Quantic Dreams und der spielerische Film

Mit „Detroit: Become Human“ hat Videospieldesigner David Cage einen Titel erschaffen, der sich wie ein interaktiver Film anfühlt. Es ist aber nicht der erste dieser Art.

Quantic Dreams ist für Spiele bekannt, die wie interaktive Filme inszeniert sind.
Bild: Sony

Emotionale Erlebnisse

„Interaktiver Film“ ist ein Genre, bei dem Spieler als zentrale Handlungsträger viele Entscheidungen treffen müssen, die den weiteren Verlauf beeinflussen können. Solche Titel charakterisieren sich durch eine packende Inszenierung, emotionale Geschichten und schlichtes, eher rudimentäres Gameplay. Das Erlebnis steht im Vordergrund.

Packendes Portfolio

Videospieldesigner David Cage hat den Begriff des interaktiven Films in den letzten Jahren am deutlichsten geprägt. Er kreierte Spiele wie das Multiplattform-Adventure „Fahrenheit“ aus dem Jahr 2005 und dessen Nachfolger „Heavy Rain“ fünf Jahre danach.
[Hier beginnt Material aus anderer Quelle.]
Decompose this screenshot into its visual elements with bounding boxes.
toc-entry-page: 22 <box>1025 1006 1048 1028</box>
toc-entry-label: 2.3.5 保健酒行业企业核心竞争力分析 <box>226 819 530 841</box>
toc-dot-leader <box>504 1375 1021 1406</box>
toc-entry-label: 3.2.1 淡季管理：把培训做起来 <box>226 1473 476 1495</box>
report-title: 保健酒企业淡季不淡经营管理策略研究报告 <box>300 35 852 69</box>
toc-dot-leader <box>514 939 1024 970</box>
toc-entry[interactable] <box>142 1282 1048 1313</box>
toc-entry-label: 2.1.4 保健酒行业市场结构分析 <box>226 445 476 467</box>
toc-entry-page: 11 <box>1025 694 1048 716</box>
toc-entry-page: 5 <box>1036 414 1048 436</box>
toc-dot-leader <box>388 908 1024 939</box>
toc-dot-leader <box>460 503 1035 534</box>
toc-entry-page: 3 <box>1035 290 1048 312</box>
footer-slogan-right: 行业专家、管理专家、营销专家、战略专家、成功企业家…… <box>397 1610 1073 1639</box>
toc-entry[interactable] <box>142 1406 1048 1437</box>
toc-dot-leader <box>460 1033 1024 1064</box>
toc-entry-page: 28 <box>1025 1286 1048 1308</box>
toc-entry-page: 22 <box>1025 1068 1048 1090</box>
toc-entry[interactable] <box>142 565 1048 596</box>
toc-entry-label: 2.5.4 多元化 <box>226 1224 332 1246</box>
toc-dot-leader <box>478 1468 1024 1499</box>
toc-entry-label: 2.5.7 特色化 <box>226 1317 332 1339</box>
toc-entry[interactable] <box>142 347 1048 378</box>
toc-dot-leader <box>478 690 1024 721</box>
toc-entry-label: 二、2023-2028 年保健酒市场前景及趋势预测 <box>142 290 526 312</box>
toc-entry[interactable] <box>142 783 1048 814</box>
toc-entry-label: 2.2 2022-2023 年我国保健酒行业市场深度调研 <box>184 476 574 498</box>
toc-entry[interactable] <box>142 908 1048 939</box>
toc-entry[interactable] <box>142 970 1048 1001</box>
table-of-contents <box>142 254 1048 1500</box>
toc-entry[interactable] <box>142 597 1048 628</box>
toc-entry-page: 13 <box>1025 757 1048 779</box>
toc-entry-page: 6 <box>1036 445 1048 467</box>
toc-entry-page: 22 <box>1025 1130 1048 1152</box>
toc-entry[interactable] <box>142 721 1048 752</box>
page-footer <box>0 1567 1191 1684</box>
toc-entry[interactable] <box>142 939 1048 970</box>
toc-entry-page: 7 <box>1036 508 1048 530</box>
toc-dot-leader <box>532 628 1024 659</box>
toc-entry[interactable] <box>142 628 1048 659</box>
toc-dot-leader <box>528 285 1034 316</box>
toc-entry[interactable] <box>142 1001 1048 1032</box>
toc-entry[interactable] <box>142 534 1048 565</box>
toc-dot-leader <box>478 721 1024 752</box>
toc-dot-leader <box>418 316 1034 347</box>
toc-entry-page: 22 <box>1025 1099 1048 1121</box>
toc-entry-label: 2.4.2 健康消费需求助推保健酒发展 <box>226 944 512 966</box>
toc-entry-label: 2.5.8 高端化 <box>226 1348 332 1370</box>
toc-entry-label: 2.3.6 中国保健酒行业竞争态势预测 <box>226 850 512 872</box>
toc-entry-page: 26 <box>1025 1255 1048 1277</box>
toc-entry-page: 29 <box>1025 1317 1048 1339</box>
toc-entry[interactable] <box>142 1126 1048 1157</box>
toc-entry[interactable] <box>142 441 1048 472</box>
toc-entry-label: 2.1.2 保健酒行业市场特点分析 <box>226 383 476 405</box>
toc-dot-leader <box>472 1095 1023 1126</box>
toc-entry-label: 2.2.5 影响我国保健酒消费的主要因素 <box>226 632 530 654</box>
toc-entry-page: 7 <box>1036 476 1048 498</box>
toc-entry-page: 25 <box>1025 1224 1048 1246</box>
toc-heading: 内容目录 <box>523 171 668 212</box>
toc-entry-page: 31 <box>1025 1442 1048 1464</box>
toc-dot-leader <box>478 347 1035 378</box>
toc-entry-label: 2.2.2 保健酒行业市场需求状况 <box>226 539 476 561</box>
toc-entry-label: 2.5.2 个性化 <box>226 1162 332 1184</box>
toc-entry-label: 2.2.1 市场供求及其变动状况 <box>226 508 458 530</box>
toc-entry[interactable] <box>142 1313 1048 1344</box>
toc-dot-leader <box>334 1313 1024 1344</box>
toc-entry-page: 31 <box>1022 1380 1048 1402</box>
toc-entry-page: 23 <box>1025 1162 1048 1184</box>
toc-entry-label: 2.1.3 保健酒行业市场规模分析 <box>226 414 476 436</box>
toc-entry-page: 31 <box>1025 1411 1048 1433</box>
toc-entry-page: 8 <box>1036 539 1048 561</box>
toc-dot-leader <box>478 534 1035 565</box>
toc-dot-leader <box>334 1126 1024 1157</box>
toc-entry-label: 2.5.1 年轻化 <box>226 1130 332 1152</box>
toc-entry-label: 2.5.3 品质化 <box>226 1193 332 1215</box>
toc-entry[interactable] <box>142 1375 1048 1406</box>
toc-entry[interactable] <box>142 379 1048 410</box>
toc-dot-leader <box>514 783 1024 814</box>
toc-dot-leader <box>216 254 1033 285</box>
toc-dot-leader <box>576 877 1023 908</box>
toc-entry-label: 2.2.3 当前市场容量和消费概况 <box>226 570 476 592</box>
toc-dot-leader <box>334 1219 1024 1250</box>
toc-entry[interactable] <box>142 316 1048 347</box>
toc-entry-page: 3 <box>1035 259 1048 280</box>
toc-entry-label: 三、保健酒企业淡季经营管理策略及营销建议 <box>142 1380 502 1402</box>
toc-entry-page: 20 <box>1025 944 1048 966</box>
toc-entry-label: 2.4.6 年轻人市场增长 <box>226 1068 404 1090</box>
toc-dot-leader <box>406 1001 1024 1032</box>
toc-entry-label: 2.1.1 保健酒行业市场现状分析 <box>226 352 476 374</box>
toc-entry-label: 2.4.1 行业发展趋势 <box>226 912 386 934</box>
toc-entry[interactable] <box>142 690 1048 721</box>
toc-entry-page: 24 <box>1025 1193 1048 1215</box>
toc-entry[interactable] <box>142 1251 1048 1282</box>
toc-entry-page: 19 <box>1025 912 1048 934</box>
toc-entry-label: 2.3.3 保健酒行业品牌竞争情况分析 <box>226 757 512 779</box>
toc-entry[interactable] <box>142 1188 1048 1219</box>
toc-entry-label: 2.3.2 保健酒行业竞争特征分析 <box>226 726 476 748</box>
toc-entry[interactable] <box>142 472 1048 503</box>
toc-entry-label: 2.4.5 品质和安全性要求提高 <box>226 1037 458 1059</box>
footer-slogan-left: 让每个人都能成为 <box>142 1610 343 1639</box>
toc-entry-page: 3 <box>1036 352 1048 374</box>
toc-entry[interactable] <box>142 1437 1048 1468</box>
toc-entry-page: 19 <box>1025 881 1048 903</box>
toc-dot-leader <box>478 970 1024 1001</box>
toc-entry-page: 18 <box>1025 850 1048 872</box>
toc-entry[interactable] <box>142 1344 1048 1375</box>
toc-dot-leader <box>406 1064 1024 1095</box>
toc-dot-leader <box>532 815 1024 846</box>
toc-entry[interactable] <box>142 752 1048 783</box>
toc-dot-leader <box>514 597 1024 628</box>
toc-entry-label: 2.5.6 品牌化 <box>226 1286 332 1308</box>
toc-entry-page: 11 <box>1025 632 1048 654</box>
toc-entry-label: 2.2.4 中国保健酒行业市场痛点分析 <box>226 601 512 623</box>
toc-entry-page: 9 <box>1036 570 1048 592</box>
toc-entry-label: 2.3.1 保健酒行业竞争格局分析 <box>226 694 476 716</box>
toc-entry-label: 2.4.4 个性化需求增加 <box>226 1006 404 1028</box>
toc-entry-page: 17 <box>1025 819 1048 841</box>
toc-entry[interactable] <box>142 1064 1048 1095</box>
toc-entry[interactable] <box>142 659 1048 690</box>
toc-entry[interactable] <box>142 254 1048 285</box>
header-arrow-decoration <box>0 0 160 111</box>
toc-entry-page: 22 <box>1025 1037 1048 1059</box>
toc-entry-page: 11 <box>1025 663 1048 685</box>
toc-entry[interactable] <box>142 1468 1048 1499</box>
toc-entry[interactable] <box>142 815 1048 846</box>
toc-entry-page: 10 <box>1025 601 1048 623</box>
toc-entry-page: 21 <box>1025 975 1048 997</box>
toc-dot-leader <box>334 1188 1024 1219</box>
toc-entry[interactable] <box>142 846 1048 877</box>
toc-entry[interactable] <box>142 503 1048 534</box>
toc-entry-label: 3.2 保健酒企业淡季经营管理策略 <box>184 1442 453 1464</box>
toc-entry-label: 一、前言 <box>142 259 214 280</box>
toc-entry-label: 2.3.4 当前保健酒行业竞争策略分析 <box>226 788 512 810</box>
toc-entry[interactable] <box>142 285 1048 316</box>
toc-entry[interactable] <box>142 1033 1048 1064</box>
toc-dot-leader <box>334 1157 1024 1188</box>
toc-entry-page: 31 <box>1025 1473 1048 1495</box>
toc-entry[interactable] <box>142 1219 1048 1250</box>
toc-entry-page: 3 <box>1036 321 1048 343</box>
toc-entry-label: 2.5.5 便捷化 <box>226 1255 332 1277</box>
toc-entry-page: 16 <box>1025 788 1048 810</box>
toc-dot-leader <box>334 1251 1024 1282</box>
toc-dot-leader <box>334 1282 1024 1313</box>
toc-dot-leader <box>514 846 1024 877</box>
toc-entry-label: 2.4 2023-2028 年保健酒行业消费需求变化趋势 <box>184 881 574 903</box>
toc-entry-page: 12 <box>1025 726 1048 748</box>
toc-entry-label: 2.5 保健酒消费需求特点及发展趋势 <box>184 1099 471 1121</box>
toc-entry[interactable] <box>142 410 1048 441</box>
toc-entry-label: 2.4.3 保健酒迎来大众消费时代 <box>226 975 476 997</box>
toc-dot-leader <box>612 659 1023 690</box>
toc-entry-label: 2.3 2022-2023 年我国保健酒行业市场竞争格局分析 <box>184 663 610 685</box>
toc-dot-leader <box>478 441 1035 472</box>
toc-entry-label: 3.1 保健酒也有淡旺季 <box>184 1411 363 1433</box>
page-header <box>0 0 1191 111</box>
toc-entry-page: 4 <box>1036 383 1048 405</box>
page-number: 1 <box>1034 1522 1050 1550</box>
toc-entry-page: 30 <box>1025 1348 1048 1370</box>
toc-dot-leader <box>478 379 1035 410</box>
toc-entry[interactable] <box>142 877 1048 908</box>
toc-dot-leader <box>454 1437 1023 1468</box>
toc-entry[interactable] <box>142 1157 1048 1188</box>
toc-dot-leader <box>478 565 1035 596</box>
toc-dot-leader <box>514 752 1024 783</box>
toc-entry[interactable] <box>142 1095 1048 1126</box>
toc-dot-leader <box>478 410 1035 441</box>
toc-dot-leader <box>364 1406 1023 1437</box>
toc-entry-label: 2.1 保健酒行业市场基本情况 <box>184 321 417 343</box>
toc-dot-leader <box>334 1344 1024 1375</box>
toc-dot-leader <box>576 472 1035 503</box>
Drückende und emotionale Szenen wurden so intensiv dargestellt, dass das Spiel trotz einiger erzählerischer Widersprüche Bestnoten erhielt und das dahinterstehende Studio Quantic Dreams zu Recht zu großen Erfolgen verhalf.

2013 veröffentlichten die Entwickler mit „Beyond: Two Souls“ ein weiteres Spiel dieser Art. Hauptcharakter Jodie wurde von Schauspielerin Ellen Page verkörpert, die die gefährlichen Kräfte eines Geistwesens zu kontrollieren versuchte, das sie seit Jahren verfolgte. Genretypisch übernehmen oft echte Schauspieler die Rollen zentraler Figuren. Über so genanntes „Motion Capturing“ werden die Bewegungen der Akteure in einem Studio aufgenommen, digitalisiert und ins Spiel übertragen. So fühlt sich das Erlebte noch menschlicher und realer an.

Der nächste Streich

2018, genauer gesagt am 25. Mai, veröffentlichte Quantic Dreams „Detroit: Become Human“. Im exklusiv für die PlayStation 4 entwickelten Action-Adventure stehen Handlung und Entscheidungsmöglichkeiten im Vordergrund. In einer fiktiven Zukunft im Jahr 2038 sind Androiden bereits vollständig in die Gesellschaft integriert. Als es immer öfter zu Zwischenfällen mit der Künstlichen Intelligenz kommt und Menschen zunehmend in Gefahr geraten, werden Ermittlungen aufgenommen. Spieler übernehmen im Verlauf die Rollen von drei Androiden, die zunehmend Emotionen und Eigenleben entwickeln und sich mit ihrer Menschwerdung auseinandersetzen.

"Detroit: Become Human" erzählt eine emotionale Geschichte.